這場雨來得快去得疾,至第二日拂曉時分雲散雨收,又複晴得月朗星燦。原打算在京再盤桓幾日的年羹堯隻好進宮辭行。雍正召見口氣極溫存親密,就養心殿賜禦膳,君臣席間談笑風生,說得十分投機,雍正倒也沒別的要緊話,隻反複叮嚀年羹堯“……要節勞,不可隻顧感恩圖報拚命做事,糟蹋了身子骨兒。朕已下旨,嶽東美(鍾麒)部仍舊退守四川,你隻部勒好你的兵,少惹是非就好。糧餉的事劉墨林去,協統各省辦理,還是你來節製。你妹子已經晉封貴妃,還有你父親哥子,都有朕照應。你在軍中如常辦事,把兵練好,別的事竟可一概不管。如今青海西藏都已穩住,將來國力再充盈些,朕還打算由你將兵西進,殄滅阿拉布坦叛軍。朕寄你厚望……朕自要做明主,切盼你做賢臣良將,單為你造一座淩煙閣也不是不可指望的事……”一頭說,一頭殷殷勸酒,一碗碗米湯隻情灌起。年羹堯原打算問問如何處置史貽直的,倒被這些柔情蜜意的話堵了回去,隻索雍正說一句答應一聲。直到巳時初牌,禮部的人進來報說:“午門外百官已經候著,請年大將軍受郊送禮。”

“皇上的聖諭奴才牢記在心”。年羹堯起身向雍正一躬,“奴才唯有粉身碎骨勤勞王事,才能報得主子知遇之恩!”

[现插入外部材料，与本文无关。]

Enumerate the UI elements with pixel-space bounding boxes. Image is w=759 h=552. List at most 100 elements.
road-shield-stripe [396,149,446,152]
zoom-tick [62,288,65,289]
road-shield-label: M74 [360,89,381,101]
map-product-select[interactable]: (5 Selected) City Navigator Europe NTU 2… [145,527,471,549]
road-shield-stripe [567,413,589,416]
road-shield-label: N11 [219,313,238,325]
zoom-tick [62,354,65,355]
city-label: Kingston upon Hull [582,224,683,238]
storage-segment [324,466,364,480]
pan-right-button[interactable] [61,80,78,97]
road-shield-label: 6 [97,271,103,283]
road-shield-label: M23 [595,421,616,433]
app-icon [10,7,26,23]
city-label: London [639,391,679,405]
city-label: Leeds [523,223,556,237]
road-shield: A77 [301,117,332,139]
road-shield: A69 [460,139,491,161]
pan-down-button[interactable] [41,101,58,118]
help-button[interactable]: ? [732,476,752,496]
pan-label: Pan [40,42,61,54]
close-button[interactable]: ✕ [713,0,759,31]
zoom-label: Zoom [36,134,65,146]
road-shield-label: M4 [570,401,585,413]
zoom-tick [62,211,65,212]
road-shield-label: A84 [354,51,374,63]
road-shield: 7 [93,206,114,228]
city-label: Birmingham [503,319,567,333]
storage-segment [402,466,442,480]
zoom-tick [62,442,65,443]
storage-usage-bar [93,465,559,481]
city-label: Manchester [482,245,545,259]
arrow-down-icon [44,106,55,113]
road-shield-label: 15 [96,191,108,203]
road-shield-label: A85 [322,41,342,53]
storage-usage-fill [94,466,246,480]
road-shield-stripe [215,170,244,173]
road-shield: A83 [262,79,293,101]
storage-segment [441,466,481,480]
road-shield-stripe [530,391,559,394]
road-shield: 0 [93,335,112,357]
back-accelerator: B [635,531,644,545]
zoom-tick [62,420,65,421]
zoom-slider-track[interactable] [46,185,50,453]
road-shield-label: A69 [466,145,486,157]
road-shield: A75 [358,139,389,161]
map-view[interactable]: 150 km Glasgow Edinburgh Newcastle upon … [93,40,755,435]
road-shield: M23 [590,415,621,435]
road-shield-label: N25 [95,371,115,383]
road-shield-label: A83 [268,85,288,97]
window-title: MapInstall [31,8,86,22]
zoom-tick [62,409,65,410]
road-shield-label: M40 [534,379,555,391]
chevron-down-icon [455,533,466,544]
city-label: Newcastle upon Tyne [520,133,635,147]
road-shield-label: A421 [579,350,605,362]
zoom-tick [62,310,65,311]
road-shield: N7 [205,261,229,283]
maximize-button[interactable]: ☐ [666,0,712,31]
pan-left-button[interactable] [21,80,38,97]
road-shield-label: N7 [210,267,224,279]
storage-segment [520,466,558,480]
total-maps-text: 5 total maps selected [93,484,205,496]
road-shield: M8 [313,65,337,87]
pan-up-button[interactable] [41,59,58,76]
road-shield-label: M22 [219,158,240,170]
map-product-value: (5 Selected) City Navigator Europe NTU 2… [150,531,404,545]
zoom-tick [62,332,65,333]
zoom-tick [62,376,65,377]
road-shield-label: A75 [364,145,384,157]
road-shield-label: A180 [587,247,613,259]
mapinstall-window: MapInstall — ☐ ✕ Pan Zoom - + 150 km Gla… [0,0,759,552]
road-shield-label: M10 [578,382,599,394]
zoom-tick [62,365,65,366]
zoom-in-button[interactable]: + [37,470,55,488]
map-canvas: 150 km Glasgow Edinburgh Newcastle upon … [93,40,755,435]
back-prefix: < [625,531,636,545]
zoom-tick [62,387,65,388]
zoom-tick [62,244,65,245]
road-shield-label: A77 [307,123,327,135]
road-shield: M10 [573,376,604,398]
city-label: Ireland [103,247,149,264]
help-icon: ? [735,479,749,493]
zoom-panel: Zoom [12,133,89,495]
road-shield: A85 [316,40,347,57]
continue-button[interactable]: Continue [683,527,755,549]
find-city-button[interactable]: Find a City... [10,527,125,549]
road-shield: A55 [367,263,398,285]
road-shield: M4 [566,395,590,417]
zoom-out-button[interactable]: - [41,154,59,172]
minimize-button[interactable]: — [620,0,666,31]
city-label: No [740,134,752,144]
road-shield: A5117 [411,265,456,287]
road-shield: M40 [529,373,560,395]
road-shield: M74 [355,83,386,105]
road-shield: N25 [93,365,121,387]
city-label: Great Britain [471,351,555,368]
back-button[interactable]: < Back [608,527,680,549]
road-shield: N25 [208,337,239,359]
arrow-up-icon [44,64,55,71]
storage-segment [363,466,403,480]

雍正也站起身來,環顧殿內,似乎想賞點什麼東西,總覺無物可賜,思量一下,取過一柄鏤金攢珠如意,仿佛不勝浩歎,說道:“一切不用表白,都在心田之中。你這一番出去又要吃苦,朕不知怎樣賞賜你才能浹懷。帶走它吧,用餐時看著它,練兵時想著它,行軍時帶著它,就如朕在你身邊一樣……”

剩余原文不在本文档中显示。